Messina has established himself as a fiery character actor over the past few years. Prior to this pivot, he was best known for playing love interests on television. (By privileged fewhe was known for his small role in You’ve got mail as a ripped employee of Fox Books.) A common thread running through Messina’s notable characters – except for his small role in You’ve got mail– is a small snark. In The Mindy Project, Messina played Dr. Danny Castellano, an Italian gynecologist/little king who was mysterious, devoutly Catholic, and a bit too close to his mother. He was mean, but he also had a big heart. In the 2018 HBO miniseries Sharp objects, Her Majesty played Richard Willis, a charming but slightly smug detective who travels from Kansas City to the small town of Wind Gap to investigate the murder of two young girls. The character was a departure from Danny Castellano, but still had enough of that signature Messina edge to inspire at least one fancam game at an indie girl cover of Beyoncé’s “Crazy in Love”. The shift to more idiosyncratic roles began with the 2020s Birds of prey, in which Messina played the truly chaotic henchman and possible boyfriend of Ewan McGregor’s Roman Sionis. Messina barely says a word in the role, but her presence is all-powerful. He has a smile that leaves you wondering if you should laugh or run for your life (maybe both?), and a bleach job that set the internet on fire.

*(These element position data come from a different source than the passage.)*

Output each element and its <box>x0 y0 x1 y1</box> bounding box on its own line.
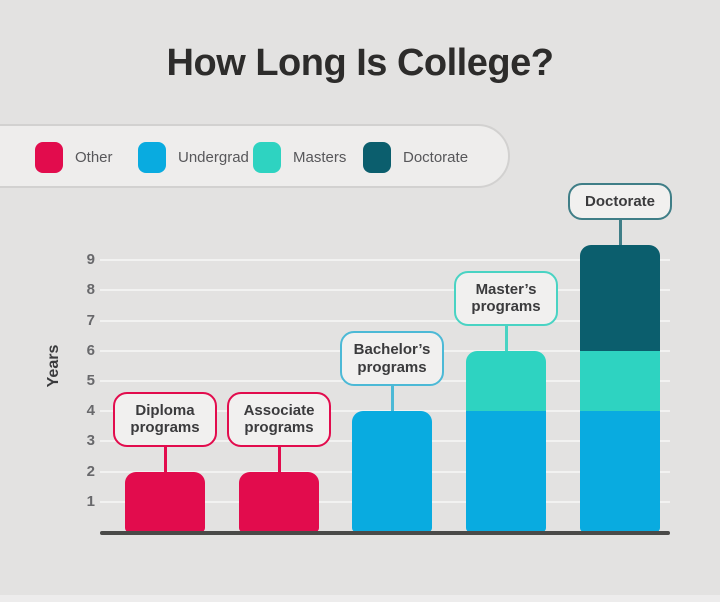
bar-segment-masters <box>580 350 660 412</box>
callout-5: Doctorate <box>568 182 672 221</box>
y-tick-label-3: 3 <box>86 432 95 450</box>
legend-label: Other <box>75 148 113 166</box>
gridline-8 <box>100 289 670 292</box>
y-tick-label-5: 5 <box>86 372 95 389</box>
y-tick-label-7: 7 <box>86 311 95 329</box>
legend-item-doctorate: Doctorate <box>363 141 468 173</box>
callout-connector <box>618 220 622 246</box>
legend-label: Doctorate <box>403 148 469 166</box>
y-tick-label-1: 1 <box>86 492 95 510</box>
y-tick-label-8: 8 <box>86 281 95 299</box>
bottom-edge-strip <box>0 595 720 602</box>
callout-connector <box>390 386 394 412</box>
bar-segment-other <box>239 471 319 532</box>
bar-segment-undergrad <box>352 411 432 532</box>
callout-connector <box>163 446 167 472</box>
callout-connector <box>504 325 508 351</box>
legend-label: Undergrad <box>178 148 249 166</box>
y-tick-label-9: 9 <box>86 251 95 269</box>
legend-label: Masters <box>293 148 347 166</box>
bar-segment-undergrad <box>466 411 546 532</box>
bar-segment-undergrad <box>580 411 660 532</box>
legend-swatch-other <box>35 141 63 173</box>
x-axis-line <box>100 531 670 535</box>
bar-segment-doctorate <box>580 245 660 351</box>
y-tick-label-4: 4 <box>86 402 95 420</box>
gridline-9 <box>100 259 670 262</box>
y-tick-label-2: 2 <box>86 462 95 480</box>
legend-swatch-undergrad <box>138 141 166 173</box>
legend-item-other: Other <box>35 141 113 173</box>
bar-segment-masters <box>466 350 546 412</box>
callout-connector <box>277 446 281 472</box>
legend-swatch-doctorate <box>363 141 391 173</box>
callout-3: Bachelor’s programs <box>340 331 444 387</box>
bar-segment-other <box>125 471 205 532</box>
gridline-7 <box>100 319 670 322</box>
chart-title: How Long Is College? <box>166 42 554 84</box>
legend-item-undergrad: Undergrad <box>138 141 249 173</box>
legend-swatch-masters <box>253 141 281 173</box>
callout-4: Master’s programs <box>454 271 558 326</box>
y-tick-label-6: 6 <box>86 341 95 359</box>
legend-item-masters: Masters <box>253 141 346 173</box>
callout-2: Associate programs <box>227 391 331 447</box>
callout-1: Diploma programs <box>113 391 217 447</box>
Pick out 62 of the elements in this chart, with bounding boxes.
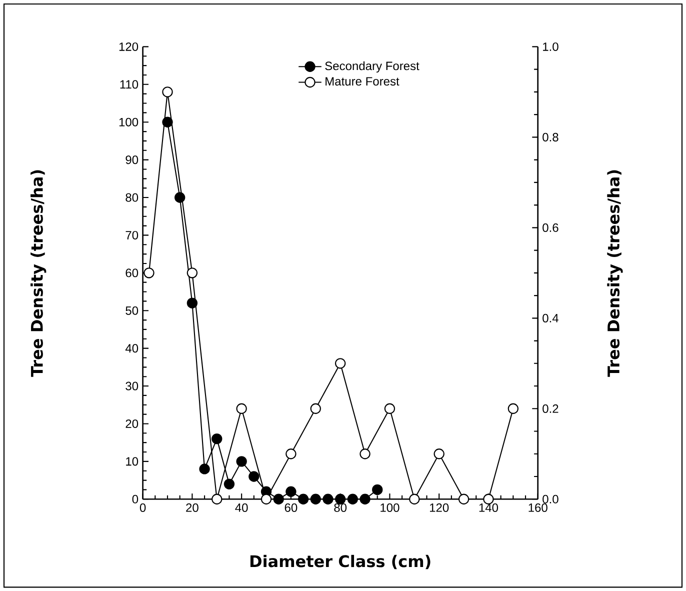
y2-axis-title: Tree Density (trees/ha) bbox=[607, 170, 623, 377]
x-tick-label: 40 bbox=[235, 503, 248, 512]
y2-tick-label: 0.0 bbox=[542, 494, 558, 504]
point bbox=[310, 494, 321, 504]
point bbox=[273, 494, 284, 504]
point bbox=[162, 86, 173, 98]
x-tick-label: 120 bbox=[430, 503, 449, 512]
x-tick-label: 140 bbox=[479, 503, 498, 512]
point bbox=[322, 494, 334, 504]
y2-tick-label: 0.6 bbox=[542, 223, 558, 232]
y-tick-label: 50 bbox=[126, 306, 138, 315]
y-tick-label: 0 bbox=[132, 494, 138, 504]
y2-tick-label: 1.0 bbox=[543, 42, 558, 51]
legend-label: Mature Forest bbox=[326, 77, 400, 86]
point bbox=[286, 486, 296, 497]
y-tick-label: 70 bbox=[126, 230, 138, 240]
y-tick-label: 20 bbox=[126, 419, 138, 428]
y-tick-label: 90 bbox=[126, 155, 138, 164]
x-tick-label: 160 bbox=[528, 503, 548, 512]
x-axis-title: Diameter Class (cm) bbox=[250, 554, 430, 570]
point bbox=[298, 494, 309, 504]
y-tick-label: 100 bbox=[119, 118, 138, 126]
x-tick-label: 60 bbox=[284, 503, 298, 512]
y-tick-label: 10 bbox=[126, 457, 138, 466]
point bbox=[212, 494, 222, 504]
point bbox=[212, 433, 222, 444]
point bbox=[372, 484, 383, 495]
point bbox=[144, 267, 154, 278]
point bbox=[334, 358, 346, 369]
point bbox=[347, 494, 358, 504]
point bbox=[384, 403, 396, 414]
y-tick-label: 40 bbox=[125, 344, 138, 352]
y-tick-label: 80 bbox=[126, 193, 138, 202]
x-tick-label: 20 bbox=[186, 503, 198, 512]
y-tick-label: 60 bbox=[126, 268, 138, 278]
point bbox=[224, 478, 235, 490]
legend-label: Secondary Forest bbox=[325, 61, 420, 72]
y2-tick-label: 0.4 bbox=[542, 314, 558, 322]
x-tick-label: 100 bbox=[380, 503, 400, 512]
y-tick-label: 120 bbox=[119, 42, 138, 51]
y2-tick-label: 0.2 bbox=[542, 404, 558, 413]
point bbox=[286, 448, 296, 460]
point bbox=[409, 494, 420, 504]
point bbox=[360, 448, 370, 460]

Messina’s performance in Air, like its 80s frame, is forgiving. He turns culinary games into an art, like Brad Pitt in Ocean’s Eleven. He waves a small sword around his desk. But Messina’s greatest accomplishment is that his film-stealing performance is 90% phone play. Even though he is “on the phone” with Damon for most of his scenes, he is technically alone, unable to feed off his scene partner. “Telephone gaming sucks! It’s really sucksMessina, who watched Robert Duvall’s phone call scenes in Network for inspiration, said Vulture. And yet, he kills him, proving he can be just as powerful and magnetic as Damon or Affleck.

Messina only has one “I’ll eat your nuts” tantrum scene in Air. But that’s enough. After his big moment, he steps back, even as the threat of a snap hangs like smoke in the air. At any moment, he could start screaming that he was eating someone’s balls. In Falk’s final scene, Messina chews both figuratively and literally. After the resounding success of the Air Jordan, Falk sits alone in a restaurant eating a large salad (nobody gets in the way of a little Italian king and his big salad). Messina does not speak. He simply consumes. It is the satisfaction of a man who has conquered his industry, who has no more “fuck” to deliver. And Messina gives everything to performance. His body and face are finally relaxed – his anger is gone and all he needed to let it go was a shoe that made $126 million in one year. “The Man Eats Salad” is the perfect ending to a perfect performance by Profane Guy, which will hopefully define the future of Chris Messina’s career as a character actor.

Carrie Wittmer is a Brooklyn-based freelance writer with bylines in Vulture, Consequence of soundAnd Harper’s Bazaar. She tweets at @carriesnotscary.